METHODS: A Markov model compared costs (2023 US $) and QALYs over a 30-year time horizon in US adults with intermediate- or high-risk myelofibrosis with anemia (hemoglobin [Hb] <10 g/dL) who were JAKi experienced in relevant phase 3 trials. Health states were defined as transfusion independent (TI; no red blood cell [RBC] transfusions and Hb >8 g/dL in the prior 12 weeks), transfusion dependent (TD; ≥4 RBC units or Hb <8 g/dL in the prior 8 weeks), transfusion requiring (not TI/TD), and death; transition probabilities were estimated from SIMPLIFY-2, with pacritinib assumed equal to BAT as data specific to pacritinib were unavailable. Costs included drug acquisition/administration, subsequent treatment (assumed to be BAT), adverse events, monitoring, transfusions, and terminal care. Utility values were calculated from EQ-5D-5L responses (US value set) in SIMPLIFY-2 (pacritinib assumed equal to momelotinib). Sensitivity analyses assessed robustness of results to input changes.

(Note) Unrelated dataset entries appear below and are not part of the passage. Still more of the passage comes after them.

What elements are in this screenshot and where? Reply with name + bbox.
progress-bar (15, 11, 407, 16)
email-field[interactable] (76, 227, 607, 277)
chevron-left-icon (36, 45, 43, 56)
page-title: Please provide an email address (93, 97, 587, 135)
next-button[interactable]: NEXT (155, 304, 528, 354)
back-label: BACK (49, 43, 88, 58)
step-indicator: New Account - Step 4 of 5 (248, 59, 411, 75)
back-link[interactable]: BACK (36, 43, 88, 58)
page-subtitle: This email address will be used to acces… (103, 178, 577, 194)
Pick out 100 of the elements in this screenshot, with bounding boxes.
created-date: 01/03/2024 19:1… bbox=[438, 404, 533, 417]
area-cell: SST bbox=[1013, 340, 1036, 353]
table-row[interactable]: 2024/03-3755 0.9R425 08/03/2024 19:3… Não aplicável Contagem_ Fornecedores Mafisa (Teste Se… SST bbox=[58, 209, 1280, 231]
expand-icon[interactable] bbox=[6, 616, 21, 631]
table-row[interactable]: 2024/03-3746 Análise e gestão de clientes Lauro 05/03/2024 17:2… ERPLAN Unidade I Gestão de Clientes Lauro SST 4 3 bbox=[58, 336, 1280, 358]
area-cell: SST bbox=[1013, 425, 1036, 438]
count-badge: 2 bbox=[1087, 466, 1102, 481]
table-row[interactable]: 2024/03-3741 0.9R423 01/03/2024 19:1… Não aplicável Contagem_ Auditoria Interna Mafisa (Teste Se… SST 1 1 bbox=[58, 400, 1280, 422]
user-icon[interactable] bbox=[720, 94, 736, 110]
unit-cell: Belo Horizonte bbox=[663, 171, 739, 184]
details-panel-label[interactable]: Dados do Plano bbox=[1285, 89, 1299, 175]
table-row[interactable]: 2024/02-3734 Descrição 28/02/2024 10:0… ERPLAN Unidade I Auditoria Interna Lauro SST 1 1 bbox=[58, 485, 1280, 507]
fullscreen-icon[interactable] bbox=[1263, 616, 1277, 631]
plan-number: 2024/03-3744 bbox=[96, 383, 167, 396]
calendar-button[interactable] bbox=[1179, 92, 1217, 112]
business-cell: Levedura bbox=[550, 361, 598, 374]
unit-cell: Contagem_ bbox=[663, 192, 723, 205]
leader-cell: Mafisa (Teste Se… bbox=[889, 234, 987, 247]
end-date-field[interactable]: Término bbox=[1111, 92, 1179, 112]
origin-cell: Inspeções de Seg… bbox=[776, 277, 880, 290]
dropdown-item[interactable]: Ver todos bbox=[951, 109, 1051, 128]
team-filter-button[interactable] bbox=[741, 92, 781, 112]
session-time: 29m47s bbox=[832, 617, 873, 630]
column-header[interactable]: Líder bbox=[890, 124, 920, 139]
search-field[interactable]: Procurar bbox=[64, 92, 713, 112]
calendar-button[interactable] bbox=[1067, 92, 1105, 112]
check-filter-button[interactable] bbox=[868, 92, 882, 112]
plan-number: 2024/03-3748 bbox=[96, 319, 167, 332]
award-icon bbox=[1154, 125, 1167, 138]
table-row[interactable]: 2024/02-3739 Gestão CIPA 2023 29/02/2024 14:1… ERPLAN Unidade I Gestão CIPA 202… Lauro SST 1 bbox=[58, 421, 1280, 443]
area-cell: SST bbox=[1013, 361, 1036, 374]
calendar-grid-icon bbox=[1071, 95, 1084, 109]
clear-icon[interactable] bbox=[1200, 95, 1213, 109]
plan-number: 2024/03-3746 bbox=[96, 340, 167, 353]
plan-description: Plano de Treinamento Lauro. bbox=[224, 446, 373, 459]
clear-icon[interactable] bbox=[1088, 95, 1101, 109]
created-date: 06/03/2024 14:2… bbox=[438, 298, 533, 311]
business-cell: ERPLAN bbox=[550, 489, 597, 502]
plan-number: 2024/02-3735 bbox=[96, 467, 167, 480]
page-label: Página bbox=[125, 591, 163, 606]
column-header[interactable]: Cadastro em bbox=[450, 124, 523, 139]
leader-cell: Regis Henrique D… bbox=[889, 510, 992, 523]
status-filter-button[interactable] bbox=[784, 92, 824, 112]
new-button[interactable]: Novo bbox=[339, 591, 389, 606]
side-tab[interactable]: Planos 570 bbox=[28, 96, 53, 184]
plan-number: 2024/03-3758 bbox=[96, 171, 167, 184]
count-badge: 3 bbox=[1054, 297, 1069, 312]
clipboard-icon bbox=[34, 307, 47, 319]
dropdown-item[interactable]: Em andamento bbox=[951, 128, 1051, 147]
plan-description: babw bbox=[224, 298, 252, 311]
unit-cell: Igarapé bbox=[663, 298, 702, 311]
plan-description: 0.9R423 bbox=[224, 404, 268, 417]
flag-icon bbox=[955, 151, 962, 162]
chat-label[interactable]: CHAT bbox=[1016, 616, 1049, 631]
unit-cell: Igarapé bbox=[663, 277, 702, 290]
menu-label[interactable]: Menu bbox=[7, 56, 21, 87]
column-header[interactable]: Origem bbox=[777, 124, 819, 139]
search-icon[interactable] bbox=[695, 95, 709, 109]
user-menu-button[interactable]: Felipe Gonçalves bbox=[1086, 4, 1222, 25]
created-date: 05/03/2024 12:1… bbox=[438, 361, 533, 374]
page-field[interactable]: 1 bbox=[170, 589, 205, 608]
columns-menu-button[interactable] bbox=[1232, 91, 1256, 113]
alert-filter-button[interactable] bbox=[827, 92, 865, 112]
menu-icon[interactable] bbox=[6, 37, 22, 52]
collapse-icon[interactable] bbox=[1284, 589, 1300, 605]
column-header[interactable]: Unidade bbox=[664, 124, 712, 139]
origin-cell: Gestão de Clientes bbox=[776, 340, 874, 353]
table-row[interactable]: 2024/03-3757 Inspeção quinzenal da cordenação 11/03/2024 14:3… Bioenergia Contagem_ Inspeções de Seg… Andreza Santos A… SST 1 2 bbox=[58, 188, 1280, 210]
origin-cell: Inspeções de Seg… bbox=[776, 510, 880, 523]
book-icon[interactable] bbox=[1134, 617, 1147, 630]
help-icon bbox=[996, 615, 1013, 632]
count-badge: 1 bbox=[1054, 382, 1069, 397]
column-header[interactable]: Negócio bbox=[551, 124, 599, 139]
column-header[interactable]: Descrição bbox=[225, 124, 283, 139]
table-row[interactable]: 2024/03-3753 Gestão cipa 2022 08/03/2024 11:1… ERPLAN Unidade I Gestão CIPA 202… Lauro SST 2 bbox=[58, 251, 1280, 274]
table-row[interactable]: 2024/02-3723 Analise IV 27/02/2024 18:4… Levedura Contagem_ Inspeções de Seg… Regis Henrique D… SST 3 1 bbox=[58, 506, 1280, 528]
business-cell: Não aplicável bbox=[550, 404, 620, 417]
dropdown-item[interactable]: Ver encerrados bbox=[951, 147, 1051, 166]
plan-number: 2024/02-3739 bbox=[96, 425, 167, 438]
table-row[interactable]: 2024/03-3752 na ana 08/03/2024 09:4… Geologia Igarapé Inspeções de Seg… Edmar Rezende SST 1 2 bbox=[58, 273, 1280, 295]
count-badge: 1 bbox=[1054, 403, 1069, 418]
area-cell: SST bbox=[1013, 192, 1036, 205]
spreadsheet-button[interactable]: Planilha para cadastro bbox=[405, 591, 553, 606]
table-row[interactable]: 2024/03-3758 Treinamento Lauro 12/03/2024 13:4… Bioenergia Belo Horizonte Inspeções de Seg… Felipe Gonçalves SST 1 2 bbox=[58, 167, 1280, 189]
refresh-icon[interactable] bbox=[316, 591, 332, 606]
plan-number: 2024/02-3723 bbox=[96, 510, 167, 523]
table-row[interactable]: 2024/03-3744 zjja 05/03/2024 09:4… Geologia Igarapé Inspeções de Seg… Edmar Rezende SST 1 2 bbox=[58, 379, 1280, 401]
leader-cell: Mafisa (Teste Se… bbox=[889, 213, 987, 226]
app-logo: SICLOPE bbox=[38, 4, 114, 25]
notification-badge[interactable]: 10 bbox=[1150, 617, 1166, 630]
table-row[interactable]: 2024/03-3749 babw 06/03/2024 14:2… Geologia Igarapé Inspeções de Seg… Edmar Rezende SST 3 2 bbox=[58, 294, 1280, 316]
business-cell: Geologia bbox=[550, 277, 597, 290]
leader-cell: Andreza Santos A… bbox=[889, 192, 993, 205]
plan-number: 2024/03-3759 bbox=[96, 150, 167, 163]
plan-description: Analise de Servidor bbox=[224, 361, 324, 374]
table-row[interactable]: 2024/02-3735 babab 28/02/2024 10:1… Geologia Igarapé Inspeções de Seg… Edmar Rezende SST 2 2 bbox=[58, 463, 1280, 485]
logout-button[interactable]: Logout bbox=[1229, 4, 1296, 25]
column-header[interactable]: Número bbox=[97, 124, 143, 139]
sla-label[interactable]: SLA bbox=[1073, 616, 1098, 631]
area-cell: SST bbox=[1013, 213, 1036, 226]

RESULTS: Total costs (QALYs) were $577,476 (2.21), $730,762 (2.07), and $870,696 (2.11) for momelotinib, BAT, and pacritinib, respectively. Momelotinib was preferred vs BAT in terms of costs ($153,286 savings) and QALYs (0.14 more); pacritinib was costlier than BAT ($139,934 increase) but increased QALYs (by 0.04). Results were most sensitive to overall survival in the TD state, followed by the proportion of patients on BAT receiving ruxolitinib.

CONCLUSIONS: These results suggest that momelotinib is cost-effective for treating myelofibrosis in JAKi-experienced populations.